L’histoire du Tribunal Fantôme fait dans l’efficacité, cherche avant tout à donner des situations sur-mesures pour les stars du film. Chris Torne (Chevy Chase) est un homme d’affaires qui ressent un petit coup de blues. Aussi, quand il rencontre la magnifique, mais tout aussi déprimée Diane Lightson (Demi Moore), son sang ne fait qu’un tour. Il l’invite pour un petit voyage, histoire de se détendre, n compagnie des squatteurs d’amitié Fausto et Renalda Squiriniszu (Taylor Negron et Bertila Damas). Seulement, rien ne va se passer comme prévu. Un stop grillé, une course-poursuite avec un policier, il n’en fallait pas plus à la bande pour se retrouver au tribunal du patelin. Le problème, c’est que l’endroit est sous la juridiction de cinglés, menés par le juge Alvin « J.P. » Valkenheiser (Dan Aykroyd). Pour n’avoir pas su respecter le code la route, voilà que les voyageurs se retrouvent enfermés avec une famille de fous, dans un manoir lugubre, dominant une casse immense.
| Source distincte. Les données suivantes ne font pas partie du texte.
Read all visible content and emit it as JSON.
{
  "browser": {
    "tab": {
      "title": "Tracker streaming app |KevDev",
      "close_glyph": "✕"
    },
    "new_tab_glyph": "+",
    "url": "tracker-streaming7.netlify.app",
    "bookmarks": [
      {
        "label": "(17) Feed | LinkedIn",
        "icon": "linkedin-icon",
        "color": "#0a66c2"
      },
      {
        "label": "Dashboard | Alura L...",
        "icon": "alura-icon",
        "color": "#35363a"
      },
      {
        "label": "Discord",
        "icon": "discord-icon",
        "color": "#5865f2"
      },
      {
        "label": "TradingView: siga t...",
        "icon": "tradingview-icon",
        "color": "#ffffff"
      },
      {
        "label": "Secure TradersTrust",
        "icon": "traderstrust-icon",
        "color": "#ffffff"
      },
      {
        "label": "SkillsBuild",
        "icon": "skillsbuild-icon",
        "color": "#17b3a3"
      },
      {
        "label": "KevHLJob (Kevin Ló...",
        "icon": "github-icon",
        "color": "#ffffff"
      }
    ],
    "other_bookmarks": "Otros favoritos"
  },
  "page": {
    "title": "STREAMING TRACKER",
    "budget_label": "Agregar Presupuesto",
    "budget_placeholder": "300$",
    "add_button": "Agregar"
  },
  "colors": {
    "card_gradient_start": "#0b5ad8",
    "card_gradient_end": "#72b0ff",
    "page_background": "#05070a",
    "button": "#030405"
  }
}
Le Tribunal Fantôme enchaîne les petites erreurs, comme si le pauvre Dan Aykroyd se trompait sur chaque choix. Si le scénario se met en place avec une rapidité bien vue, l’on ne peut s’empêcher de remarquer quelques détails qui clochent plus ou moins, voire peuvent devenir très embarrassant. En premier lieu, le réalisateur fait appel à son ami Chevy Chase, acteur qui a connu une heure de gloire aussi forte que fulgurante. Malheureusement pour Le Tribunal Fantôme, la carrière du comique est déjà entrain de se ramasser, avant de s’écraser tristement avec Les aventures d’un homme invisible. Si Chase n’a jamais été un foudre de l’expression, d’ailleurs son humour s’appuyer sur ce côté faussement impassible et totalement cynique, ici il est carrément monolithique. Le problème est que le film est sensé être une sorte de train fantôme pour grand public, donc ce manque de présence physique est un véritable point noir.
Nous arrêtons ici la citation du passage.